Vielleicht ist der Bericht ja etwas für einen von Kristin‘s kommentierten Geburtsberichten. Ich glaube, er kann vor allem den Frauen Mut machen, denen es eher schwer fällt, die Kontrolle abzugeben, loszulassen, in Hypnose zu kommen und zu bleiben.
VBAC selbstbestimmt im Krankenhaus
Zuerst zu mir. Ich heiße Yasmin und bin mittlerweile Mama von zwei Kindern. Schon während der Schwangerschaft mit meiner ersten Tochter in 2020 habe ich Kristins Podcast gehört um mich auf alles was kommt, vorzubereiten. Die Geburt war eine sekundäre Sectio aufgrund von Komplikationen während der Geburt, die ich jedoch in Ordnung, gerechtfertigt und nicht als traumatisch empfunden habe.

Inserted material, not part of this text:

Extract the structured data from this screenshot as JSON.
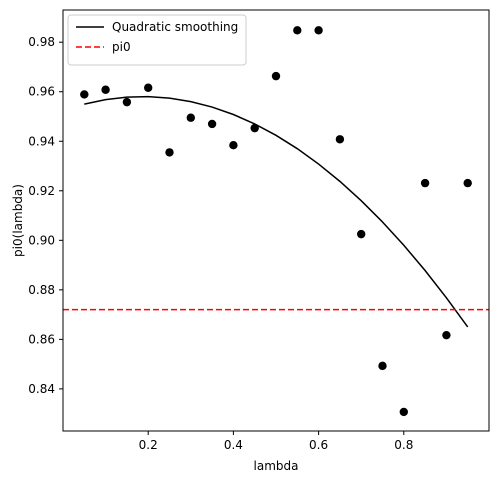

Generell fällt es mir eher schwer, abzuschalten, zu meditieren und in Hypnose zu kommen. Allerdings habe ich mich aufgrund der Erkenntnis, dass mir Hypnosen extrem helfen, meine Muskeln zu entspannen (z.B. bei Rückenschmerzen die Körpermeditation) dazu entschlossen, in der zweiten Schwangerschaft den Kurs zu buchen. Zusätzlich hatte ich auch die Hoffnung, dass ich die Schwangerschaft mit Hilfe des Kurses etwas unbeschwerter erlebe, da ich aufgrund von negativen Erfahrungen (Eileiter-Schwangerschaft mit Not-OP und eine Fehlgeburt in der nächsten Schwangerschaft – beides in 2019) immer wieder negative Gedanken und Ängste hatte.
Zusätzlich fand ich es auch einfach spannend, die Methode zu erlernen und zu testen.

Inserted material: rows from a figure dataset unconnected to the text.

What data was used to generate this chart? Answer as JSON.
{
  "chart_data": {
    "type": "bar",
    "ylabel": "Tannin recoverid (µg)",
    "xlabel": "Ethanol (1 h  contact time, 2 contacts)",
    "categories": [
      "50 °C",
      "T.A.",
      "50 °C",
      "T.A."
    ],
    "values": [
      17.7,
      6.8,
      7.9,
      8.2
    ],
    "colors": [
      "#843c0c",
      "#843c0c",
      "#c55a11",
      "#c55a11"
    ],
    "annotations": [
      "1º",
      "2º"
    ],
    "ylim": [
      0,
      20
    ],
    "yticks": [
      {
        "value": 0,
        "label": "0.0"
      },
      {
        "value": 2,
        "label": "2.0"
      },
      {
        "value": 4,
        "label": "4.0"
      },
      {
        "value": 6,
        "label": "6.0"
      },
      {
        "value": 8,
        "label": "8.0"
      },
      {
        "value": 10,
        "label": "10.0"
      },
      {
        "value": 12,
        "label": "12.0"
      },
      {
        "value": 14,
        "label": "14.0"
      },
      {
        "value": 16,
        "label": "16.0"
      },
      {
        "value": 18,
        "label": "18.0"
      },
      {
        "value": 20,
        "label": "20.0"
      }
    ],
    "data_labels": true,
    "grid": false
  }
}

So fing ich ab etwa SSW 16 an, mich mit dem Online-Kurs vorzubereiten. Die Übungen und Hypnosen waren für mich jedesmal eine kleine Auszeit vom Alltagsstress. Trotzdem habe ich mich beim Üben oft gefragt, ob ich überhaupt in Hypnose bin. Meine Schwangerschaft verlief glücklicherweise nahezu komplikationslos. Und nachdem die anfängliche Diagnose einer Placenta praevia aus der Welt geräumt war, war ich mir sicher, dass ich meine Tochter spontan auf die Welt bringen möchte bzw. es auf jeden Fall wieder zu versuchen.

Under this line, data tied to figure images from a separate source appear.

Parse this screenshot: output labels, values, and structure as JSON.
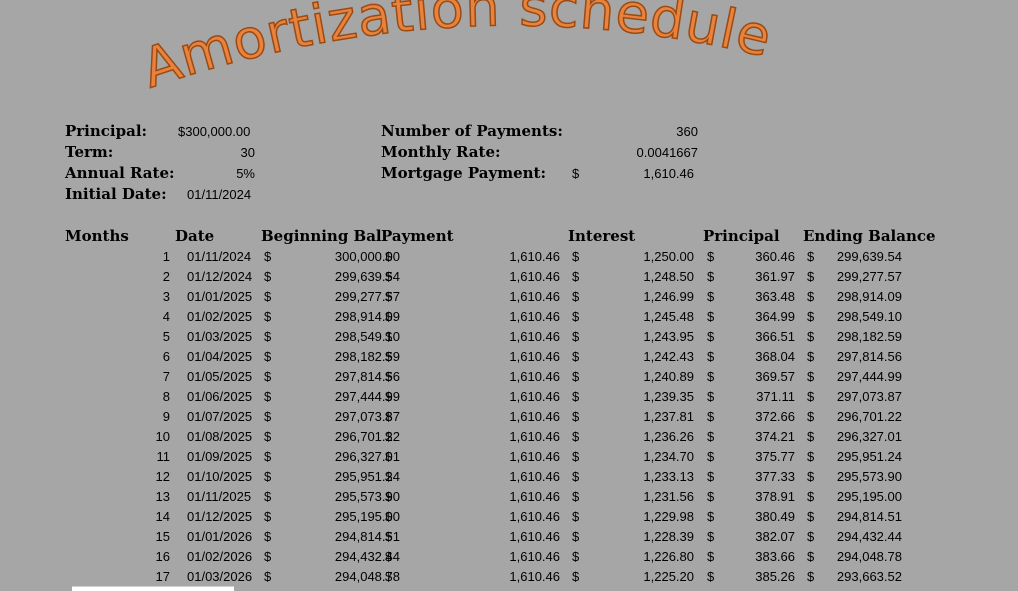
{
  "title": "Amortization schedule",
  "summary": {
    "principal_label": "Principal:",
    "principal_value": "$300,000.00",
    "term_label": "Term:",
    "term_value": "30",
    "annual_rate_label": "Annual Rate:",
    "annual_rate_value": "5%",
    "initial_date_label": "Initial Date:",
    "initial_date_value": "01/11/2024",
    "num_payments_label": "Number of Payments:",
    "num_payments_value": "360",
    "monthly_rate_label": "Monthly Rate:",
    "monthly_rate_value": "0.0041667",
    "mortgage_payment_label": "Mortgage Payment:",
    "mortgage_payment_currency": "$",
    "mortgage_payment_value": "1,610.46"
  },
  "table": {
    "headers": {
      "months": "Months",
      "date": "Date",
      "beginning_bal": "Beginning Bal",
      "payment": "Payment",
      "interest": "Interest",
      "principal": "Principal",
      "ending_balance": "Ending Balance"
    },
    "currency": "$",
    "rows": [
      {
        "m": "1",
        "date": "01/11/2024",
        "beg": "300,000.00",
        "pay": "1,610.46",
        "int": "1,250.00",
        "prin": "360.46",
        "end": "299,639.54"
      },
      {
        "m": "2",
        "date": "01/12/2024",
        "beg": "299,639.54",
        "pay": "1,610.46",
        "int": "1,248.50",
        "prin": "361.97",
        "end": "299,277.57"
      },
      {
        "m": "3",
        "date": "01/01/2025",
        "beg": "299,277.57",
        "pay": "1,610.46",
        "int": "1,246.99",
        "prin": "363.48",
        "end": "298,914.09"
      },
      {
        "m": "4",
        "date": "01/02/2025",
        "beg": "298,914.09",
        "pay": "1,610.46",
        "int": "1,245.48",
        "prin": "364.99",
        "end": "298,549.10"
      },
      {
        "m": "5",
        "date": "01/03/2025",
        "beg": "298,549.10",
        "pay": "1,610.46",
        "int": "1,243.95",
        "prin": "366.51",
        "end": "298,182.59"
      },
      {
        "m": "6",
        "date": "01/04/2025",
        "beg": "298,182.59",
        "pay": "1,610.46",
        "int": "1,242.43",
        "prin": "368.04",
        "end": "297,814.56"
      },
      {
        "m": "7",
        "date": "01/05/2025",
        "beg": "297,814.56",
        "pay": "1,610.46",
        "int": "1,240.89",
        "prin": "369.57",
        "end": "297,444.99"
      },
      {
        "m": "8",
        "date": "01/06/2025",
        "beg": "297,444.99",
        "pay": "1,610.46",
        "int": "1,239.35",
        "prin": "371.11",
        "end": "297,073.87"
      },
      {
        "m": "9",
        "date": "01/07/2025",
        "beg": "297,073.87",
        "pay": "1,610.46",
        "int": "1,237.81",
        "prin": "372.66",
        "end": "296,701.22"
      },
      {
        "m": "10",
        "date": "01/08/2025",
        "beg": "296,701.22",
        "pay": "1,610.46",
        "int": "1,236.26",
        "prin": "374.21",
        "end": "296,327.01"
      },
      {
        "m": "11",
        "date": "01/09/2025",
        "beg": "296,327.01",
        "pay": "1,610.46",
        "int": "1,234.70",
        "prin": "375.77",
        "end": "295,951.24"
      },
      {
        "m": "12",
        "date": "01/10/2025",
        "beg": "295,951.24",
        "pay": "1,610.46",
        "int": "1,233.13",
        "prin": "377.33",
        "end": "295,573.90"
      },
      {
        "m": "13",
        "date": "01/11/2025",
        "beg": "295,573.90",
        "pay": "1,610.46",
        "int": "1,231.56",
        "prin": "378.91",
        "end": "295,195.00"
      },
      {
        "m": "14",
        "date": "01/12/2025",
        "beg": "295,195.00",
        "pay": "1,610.46",
        "int": "1,229.98",
        "prin": "380.49",
        "end": "294,814.51"
      },
      {
        "m": "15",
        "date": "01/01/2026",
        "beg": "294,814.51",
        "pay": "1,610.46",
        "int": "1,228.39",
        "prin": "382.07",
        "end": "294,432.44"
      },
      {
        "m": "16",
        "date": "01/02/2026",
        "beg": "294,432.44",
        "pay": "1,610.46",
        "int": "1,226.80",
        "prin": "383.66",
        "end": "294,048.78"
      },
      {
        "m": "17",
        "date": "01/03/2026",
        "beg": "294,048.78",
        "pay": "1,610.46",
        "int": "1,225.20",
        "prin": "385.26",
        "end": "293,663.52"
      }
    ]
  },
  "colors": {
    "background": "#a6a6a6",
    "title_fill": "#e8823c",
    "title_stroke": "#9a4a12"
  }
}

Aufgrund einer Schwangerschaftsdiabetes und etwas wenig Fruchtwasser ab Woche 38, wurde mit dem Krankenhaus ein Termin zur Einleitung am ET vereinbart. Ab diesem Zeitpunkt startete ich mit der Hypnose „Geburtsbeginn mental fördern“ und war bei meiner Hebamme zur geburtseinleitenden Akupunktur. Zusätzlich hörte ich vermehrt die Hypnose “Traumgeburt visualisieren“ und stellte mir darin eine spontane Geburt ohne Einleitung vor, die entspannt an einem Tag beginnt, an dem mein Mann zu Hause ist (er ist berufsbedingt an 3 Tagen der Woche verreist).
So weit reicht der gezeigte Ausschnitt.